We find that it's best to place all load test specs and configurations into the same repo, even though the tests may target different services or sub-systems.

This simplifies both code reuse between different tests, and dependency management (such as Artillery itself, plugins and extensions, and custom code used by the tests).

Advanced

Load test in production

Load testing in production is a practice with a very high payoff when it comes to increasing performance and reliability of production systems. Contrary to popular belief, load testing in production does not have to be risky and can be done safely.
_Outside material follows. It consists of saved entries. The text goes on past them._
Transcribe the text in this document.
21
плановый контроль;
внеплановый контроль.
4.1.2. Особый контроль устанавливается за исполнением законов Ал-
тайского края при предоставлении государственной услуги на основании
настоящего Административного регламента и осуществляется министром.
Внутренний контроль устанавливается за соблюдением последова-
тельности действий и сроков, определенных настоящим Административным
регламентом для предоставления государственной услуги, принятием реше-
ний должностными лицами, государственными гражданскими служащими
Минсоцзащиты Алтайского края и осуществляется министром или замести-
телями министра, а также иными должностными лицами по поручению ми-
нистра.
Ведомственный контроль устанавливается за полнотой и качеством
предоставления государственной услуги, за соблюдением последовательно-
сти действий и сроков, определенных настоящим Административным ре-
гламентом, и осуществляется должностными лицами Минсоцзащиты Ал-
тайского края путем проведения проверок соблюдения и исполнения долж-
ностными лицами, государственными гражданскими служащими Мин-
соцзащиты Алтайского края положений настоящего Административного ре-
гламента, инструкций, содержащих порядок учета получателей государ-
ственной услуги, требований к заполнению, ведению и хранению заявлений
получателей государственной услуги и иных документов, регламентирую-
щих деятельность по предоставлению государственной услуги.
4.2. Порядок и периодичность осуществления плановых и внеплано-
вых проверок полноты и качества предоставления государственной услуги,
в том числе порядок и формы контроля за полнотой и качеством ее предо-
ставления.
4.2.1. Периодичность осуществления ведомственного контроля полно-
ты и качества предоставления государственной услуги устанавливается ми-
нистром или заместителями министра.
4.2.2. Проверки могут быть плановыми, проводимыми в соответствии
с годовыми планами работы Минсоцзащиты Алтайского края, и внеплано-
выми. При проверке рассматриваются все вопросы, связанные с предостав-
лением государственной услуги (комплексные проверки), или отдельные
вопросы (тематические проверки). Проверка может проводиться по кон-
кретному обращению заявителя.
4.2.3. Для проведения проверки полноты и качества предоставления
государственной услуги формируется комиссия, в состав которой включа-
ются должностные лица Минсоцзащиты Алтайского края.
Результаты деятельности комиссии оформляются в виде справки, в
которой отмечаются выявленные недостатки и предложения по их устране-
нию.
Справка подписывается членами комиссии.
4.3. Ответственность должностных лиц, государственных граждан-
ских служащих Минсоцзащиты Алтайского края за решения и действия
We outline the theory and reasoning behind production load testing, and provide a hands-on guide for going from zero to a production load test in a two-part guide on our blog:

Artillery at enterprise scale

Use Artillery Dashboard

We designed the Artillery Dashboard for teams that run load tests continuously and in large volumes to provide a central location for visualizing, reviewing, analyzing and collaborating on performance reports.

→ More information on https://www.artillery.io/cloud (opens in a new tab)

Consider creating a convenience wrapper

We find that teams that offer Artillery as part of an internal developer platform often create a company-specific CLI wrapper around the Artillery CLI (or integrate it into an existing internal CLI) to help with things like:

  • Making common team or company-specific tests easier to run (e.g. running a test by a simple short name rather than by specifying paths to config and scenario files).
  • Adding a set of tags automatically to every test, such as the environment and the author.
  • Integrating Artillery tests with other systems. For example by injecting appropriate secrets from Vault (opens in a new tab) into Artillery tests.